Straightforward notebook. Apply HDBSCAN to 100,000 row subset and save the model. I've provided the data w/ vectorized sample on kaggle.

Note that algorithmic clusters do not necessarily match up perfectly with human intuitions of 'clusters'. A more precise way of thinking about purpose of this notebook and next couple is that we are trying to separate comments similar enough to be from the same campaign, and comments that are not. Thus a campaign may be broken up into several smaller clusters.

### Additional Notes

* I did not re-run this on the entire 100,000 datapoints as fit_predict() takes a few hours to finish running.
* Like most clustering algorithms, HDBSCAN does not scale well with dimensionality or sample size - I tried PCA on the doc vecs but it gave me very muddy results
* My intuition is that for this step if one had train the word vectors on the corpus using word2vec or use another encoding method with fewer dimensions you might be able to scale up HDBSCAN better. The issue with other encoding methods, however, is that many require taking the entire corpus into memory, which is not feasible on my desktop

In [1]:
import pandas as pd
import numpy as np
from sklearn.preprocessing import normalize
import hdbscan

In [2]:
%%time
## import a sample of the comments we didn't cull out from the original, vectorized
X = pd.read_csv('proc_17_108_copy_uniques_level0_unclustered_sample_vectorized.csv', index_col=0)

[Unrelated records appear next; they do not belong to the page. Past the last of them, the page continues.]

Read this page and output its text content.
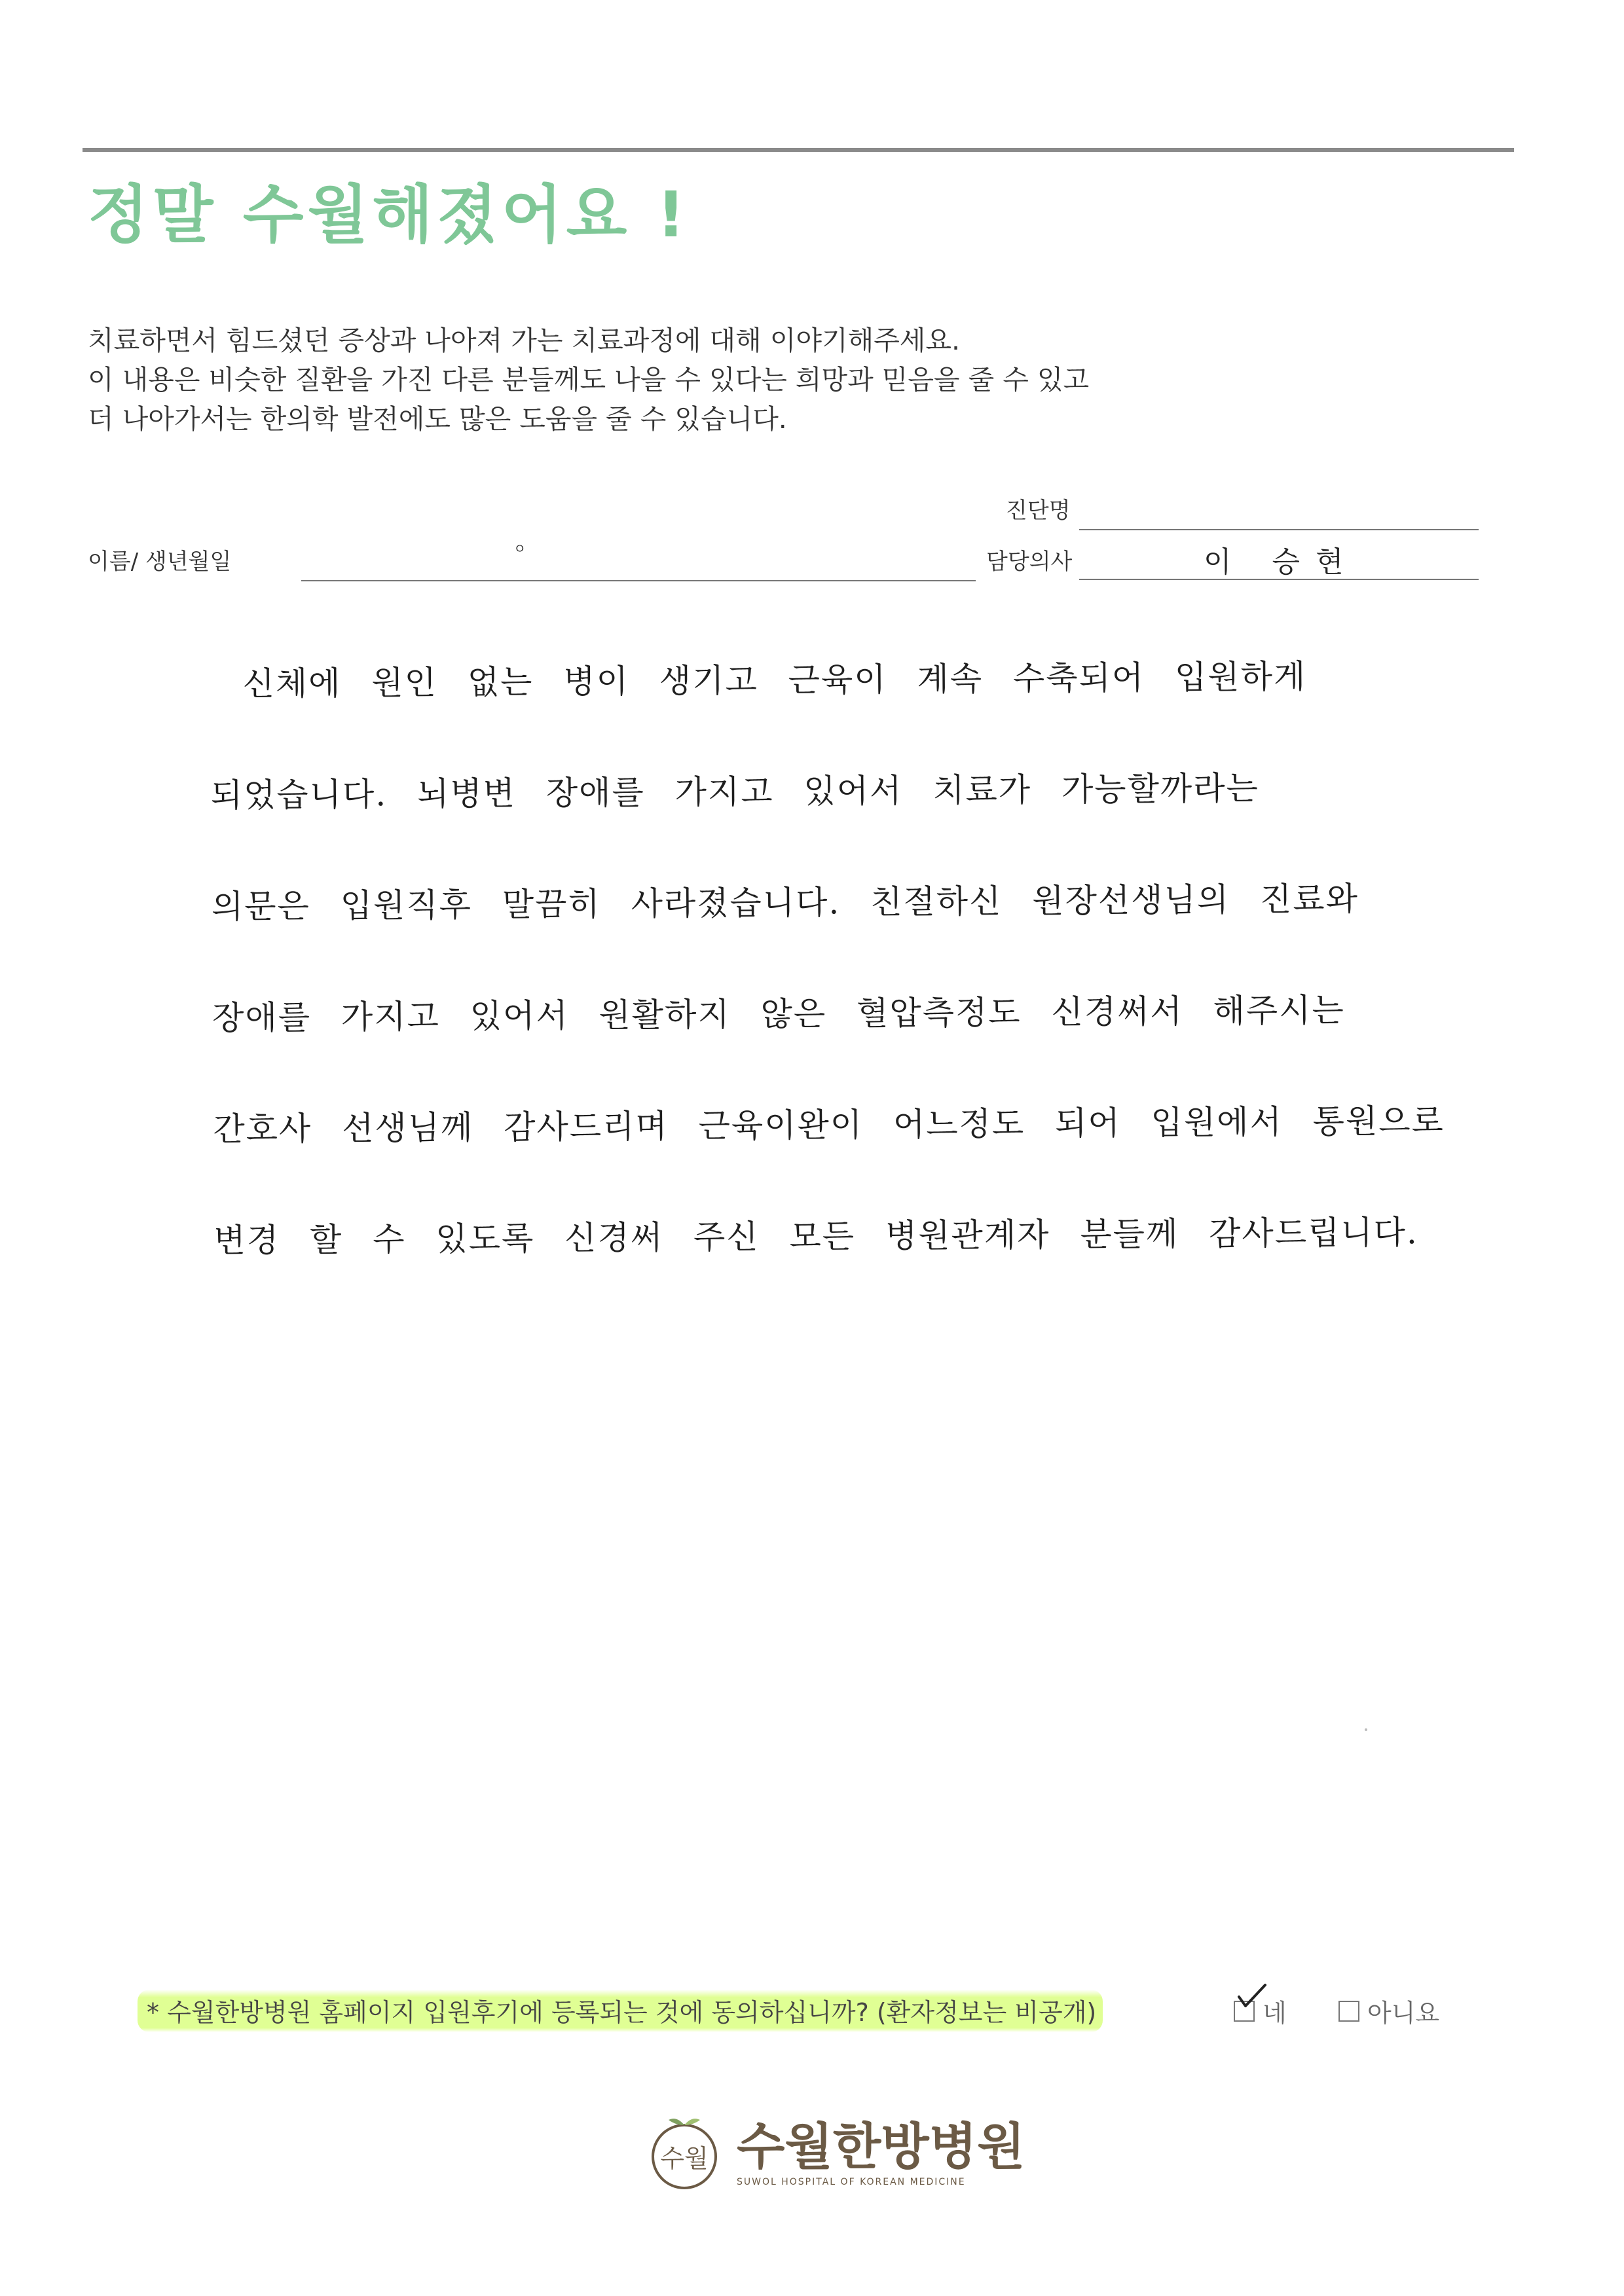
정말 수월해졌어요 !
치료하면서 힘드셨던 증상과 나아져 가는 치료과정에 대해 이야기해주세요.
이 내용은 비슷한 질환을 가진 다른 분들께도 나을 수 있다는 희망과 믿음을 줄 수 있고
더 나아가서는 한의학 발전에도 많은 도움을 줄 수 있습니다.
진단명
이름/ 생년월일	ㅇ	담당의사	이 승현
신체에 원인 없는 병이 생기고 근육이 계속 수축되어 입원하게
되었습니다. 뇌병변 장애를 가지고 있어서 치료가 가능할까라는
의문은 입원직후 말끔히 사라졌습니다. 친절하신 원장선생님의 진료와
장애를 가지고 있어서 원활하지 않은 혈압측정도 신경써서 해주시는
간호사 선생님께 감사드리며 근육이완이 어느정도 되어 입원에서 통원으로
변경 할 수 있도록 신경써 주신 모든 병원관계자 분들께 감사드립니다.
* 수월한방병원 홈페이지 입원후기에 등록되는 것에 동의하십니까? (환자정보는 비공개)	네	아니요
수월 수월한방병원
SUWOL HOSPITAL OF KOREAN MEDICINE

CPU times: user 6.2 s, sys: 188 ms, total: 6.38 s
Wall time: 6.4 s


In [3]:
X_sample = X.sample(20000) #try a small subset to see it working
# X_sample = X

In [4]:
### hdbscan doesn't support cosine distance so let's use angular distance instead (euclidean of normalized vectors)

In [5]:
data = X_sample.iloc[:,-300:]
norm_data = normalize(data, norm='l2')

In [6]:
clusterer = hdbscan.HDBSCAN(min_cluster_size=10, prediction_data=True) # would want to scale min_cluster_size with your sample size

In [7]:
%%time
# takes a few hours for all 100,000 data points
dbscan = clusterer.fit_predict(norm_data)

CPU times: user 6min 51s, sys: 208 ms, total: 6min 51s
Wall time: 6min 51s


In [9]:
dbscan.max() #make sure it's clustering -- can do some more checking by glomming back onto the dataframe

9

In [None]:
joblib.dump(clusterer, 'level1-clusterer.pkl')